Note that the scale used is whether the act is forbidden or permissible, not whether it is good or bad. There are difficulties here, and the authors does not justify their choice of words. Presumably, it should be forbidden to intend, and try, to poison someone because trying sometimes lead to success, people get poisoned and that’s bad. But that’s not exactly the question posed in this experiment – it seems to be whether it’s permissible to intend to poison someone and fail. ”No harm” as someone so fittingly put it ”no foul”. That’s hardly being immoral, it’s rather being attuned to the artificial nature of the scenario.
Unfortunately, the paper does not say whether the participants where also asked to justify their judgment. This is clearly a relevant thing to study here: both while still under the influence of the TMS, and afterwards. Would they find a way to morally justify their judgment, however far fetched (as would perhaps be suspected, by the kind of post-hoc justification explored by Jonathan Haidt), or would they state that they must have been temporarily insane.
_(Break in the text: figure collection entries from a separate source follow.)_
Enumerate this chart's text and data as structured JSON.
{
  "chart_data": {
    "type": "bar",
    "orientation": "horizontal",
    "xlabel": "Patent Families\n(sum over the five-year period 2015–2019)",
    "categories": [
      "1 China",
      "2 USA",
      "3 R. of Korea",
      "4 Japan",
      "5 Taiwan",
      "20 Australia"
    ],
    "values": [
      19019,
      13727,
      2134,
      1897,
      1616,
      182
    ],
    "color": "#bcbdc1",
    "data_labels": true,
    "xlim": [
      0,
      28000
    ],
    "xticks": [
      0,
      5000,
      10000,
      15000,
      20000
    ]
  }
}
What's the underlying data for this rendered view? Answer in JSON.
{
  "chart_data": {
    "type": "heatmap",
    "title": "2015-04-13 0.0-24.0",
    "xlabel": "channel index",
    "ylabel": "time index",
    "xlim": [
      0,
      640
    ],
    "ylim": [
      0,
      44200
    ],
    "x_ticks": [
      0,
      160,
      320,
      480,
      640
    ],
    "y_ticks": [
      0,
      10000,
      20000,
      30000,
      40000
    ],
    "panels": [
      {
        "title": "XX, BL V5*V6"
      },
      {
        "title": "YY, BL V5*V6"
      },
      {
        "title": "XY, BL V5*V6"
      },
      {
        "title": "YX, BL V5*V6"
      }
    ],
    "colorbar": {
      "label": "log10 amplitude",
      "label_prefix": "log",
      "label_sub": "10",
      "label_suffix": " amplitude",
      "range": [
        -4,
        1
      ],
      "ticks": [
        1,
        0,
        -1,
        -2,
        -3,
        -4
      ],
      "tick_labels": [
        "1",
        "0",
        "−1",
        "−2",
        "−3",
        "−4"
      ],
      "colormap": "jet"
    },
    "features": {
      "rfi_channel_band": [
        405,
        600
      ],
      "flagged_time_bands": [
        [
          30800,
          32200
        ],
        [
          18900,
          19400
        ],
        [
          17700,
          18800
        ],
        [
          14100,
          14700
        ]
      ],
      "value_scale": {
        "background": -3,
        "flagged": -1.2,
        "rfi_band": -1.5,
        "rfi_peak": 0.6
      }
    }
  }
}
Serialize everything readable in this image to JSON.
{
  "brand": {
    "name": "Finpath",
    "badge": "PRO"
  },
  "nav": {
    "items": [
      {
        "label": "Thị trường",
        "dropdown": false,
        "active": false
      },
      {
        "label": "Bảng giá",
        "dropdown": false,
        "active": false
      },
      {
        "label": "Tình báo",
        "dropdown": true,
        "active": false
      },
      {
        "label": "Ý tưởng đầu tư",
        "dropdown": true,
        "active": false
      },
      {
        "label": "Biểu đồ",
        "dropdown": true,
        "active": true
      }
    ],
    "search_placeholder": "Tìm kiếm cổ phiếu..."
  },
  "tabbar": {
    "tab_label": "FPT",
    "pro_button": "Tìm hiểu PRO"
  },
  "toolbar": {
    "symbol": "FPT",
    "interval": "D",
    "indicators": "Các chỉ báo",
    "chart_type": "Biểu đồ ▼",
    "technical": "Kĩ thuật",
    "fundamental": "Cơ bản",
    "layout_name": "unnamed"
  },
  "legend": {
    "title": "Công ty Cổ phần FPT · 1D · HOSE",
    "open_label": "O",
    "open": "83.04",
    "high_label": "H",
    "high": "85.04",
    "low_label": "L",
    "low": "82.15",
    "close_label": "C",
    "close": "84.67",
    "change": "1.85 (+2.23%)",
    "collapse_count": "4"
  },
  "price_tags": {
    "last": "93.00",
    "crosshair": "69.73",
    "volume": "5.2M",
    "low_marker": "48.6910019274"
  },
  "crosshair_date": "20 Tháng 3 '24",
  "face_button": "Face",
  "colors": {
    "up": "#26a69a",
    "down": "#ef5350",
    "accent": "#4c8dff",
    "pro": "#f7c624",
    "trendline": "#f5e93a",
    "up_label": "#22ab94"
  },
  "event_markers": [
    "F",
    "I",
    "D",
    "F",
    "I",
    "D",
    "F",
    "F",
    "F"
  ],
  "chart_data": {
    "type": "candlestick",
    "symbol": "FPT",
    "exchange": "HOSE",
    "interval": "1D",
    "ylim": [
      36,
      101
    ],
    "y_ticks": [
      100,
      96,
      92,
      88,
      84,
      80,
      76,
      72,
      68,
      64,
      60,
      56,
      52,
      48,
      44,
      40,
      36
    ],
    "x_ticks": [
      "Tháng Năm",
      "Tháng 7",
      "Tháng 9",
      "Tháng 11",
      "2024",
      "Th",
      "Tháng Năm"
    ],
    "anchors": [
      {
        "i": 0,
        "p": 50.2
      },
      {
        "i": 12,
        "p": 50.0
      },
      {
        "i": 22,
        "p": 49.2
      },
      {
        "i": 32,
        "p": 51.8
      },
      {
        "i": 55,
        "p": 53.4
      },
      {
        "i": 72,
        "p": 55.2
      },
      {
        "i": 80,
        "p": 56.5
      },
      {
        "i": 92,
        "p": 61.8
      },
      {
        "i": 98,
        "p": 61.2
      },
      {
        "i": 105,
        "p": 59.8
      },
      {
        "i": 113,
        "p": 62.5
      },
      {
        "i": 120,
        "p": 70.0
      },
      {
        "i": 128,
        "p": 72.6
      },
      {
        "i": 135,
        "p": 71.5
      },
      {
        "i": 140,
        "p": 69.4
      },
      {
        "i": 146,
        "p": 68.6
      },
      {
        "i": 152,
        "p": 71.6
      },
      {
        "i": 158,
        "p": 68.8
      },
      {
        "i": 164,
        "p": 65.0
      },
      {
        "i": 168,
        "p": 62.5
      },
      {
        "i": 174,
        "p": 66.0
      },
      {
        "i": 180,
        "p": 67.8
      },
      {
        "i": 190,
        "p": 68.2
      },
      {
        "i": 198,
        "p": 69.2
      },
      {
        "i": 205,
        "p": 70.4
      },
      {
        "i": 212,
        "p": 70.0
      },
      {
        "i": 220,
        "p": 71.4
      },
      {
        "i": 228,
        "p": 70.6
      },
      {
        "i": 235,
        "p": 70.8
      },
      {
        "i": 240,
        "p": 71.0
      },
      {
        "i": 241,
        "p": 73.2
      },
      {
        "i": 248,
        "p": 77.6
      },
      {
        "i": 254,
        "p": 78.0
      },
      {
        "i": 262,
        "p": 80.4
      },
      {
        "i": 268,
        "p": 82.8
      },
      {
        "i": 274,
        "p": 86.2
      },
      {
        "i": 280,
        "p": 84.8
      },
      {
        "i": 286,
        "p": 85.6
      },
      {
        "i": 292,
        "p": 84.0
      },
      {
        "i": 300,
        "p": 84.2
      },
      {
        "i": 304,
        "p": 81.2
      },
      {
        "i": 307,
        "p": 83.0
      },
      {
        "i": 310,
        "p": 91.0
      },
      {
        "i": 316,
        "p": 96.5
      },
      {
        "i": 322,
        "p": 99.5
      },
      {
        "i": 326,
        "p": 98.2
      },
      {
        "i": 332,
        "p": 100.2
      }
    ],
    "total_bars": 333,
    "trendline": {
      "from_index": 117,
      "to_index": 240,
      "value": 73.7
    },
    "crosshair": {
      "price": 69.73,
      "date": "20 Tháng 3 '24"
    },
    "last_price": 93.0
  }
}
While not exactly a groundbreaking piece of work, and there are questions left open, it is certainly the kind of gentle probing of the brain we should be doing to find out how it works its way around morals.
The day before yesterday, I made my first proper venture into the unchartred waters of neuroscience. For reasons too interesting for words, my debut took place at a department for clinical neurophysiology in Gothenburg. I delivered a talk called ”Value-theory meets affective neuroscience – and then what happens?”. (”Not much” is disappointingly often the answer). This talk, a version of which I gave to a mostly empty room at the Towards a Science of Consciousness conference in Copenhagen back in 2005, argues that these disciplines should colloborate of key motivational concepts. The amount of ignorance in each discipline of the work done in the other is nothing short of embarrasing, and in dire need of rectification (enter: not so petit moi).
The talk is also notable (yes, I think like that about my own writings) because it contains my ”no-Cinderella” argument about reference: If you have a concept but no natural event or property that perfectly fits the concept, you go for the event/property/step-sister on which/whom you have to cut of the least amount of toes. It’s basically the ”imperfect derserver” theory, but more cute, by far.
Anyway: in the talk, I’m intrducing some key arguments in ethical theory and meta-ethics. The fact-value distinction is backed up by an outline of Hume’s Law: You cannot derive an ‘ought’ from an ‘is’. There are cases when we seem to do precisely this, however. Like when I say that your pants seem to be on fire, and you conclude that your really should put it out. But, Hume’s law dictates, there is always a hidden ‘ought’-clause hidden in these cases. That you ought not to wear burning pants after labour-day, for instance.
Hold for laughs 2-3-4. It is not happening, is it? No.
It might not be as funny as I think, but there might be another problem to, to which I cling desperately: I’m talking philosophy to a bunch of non-philosophers, and for a non-philosopher, it is not that easy to distinguish the jokes from the real thing.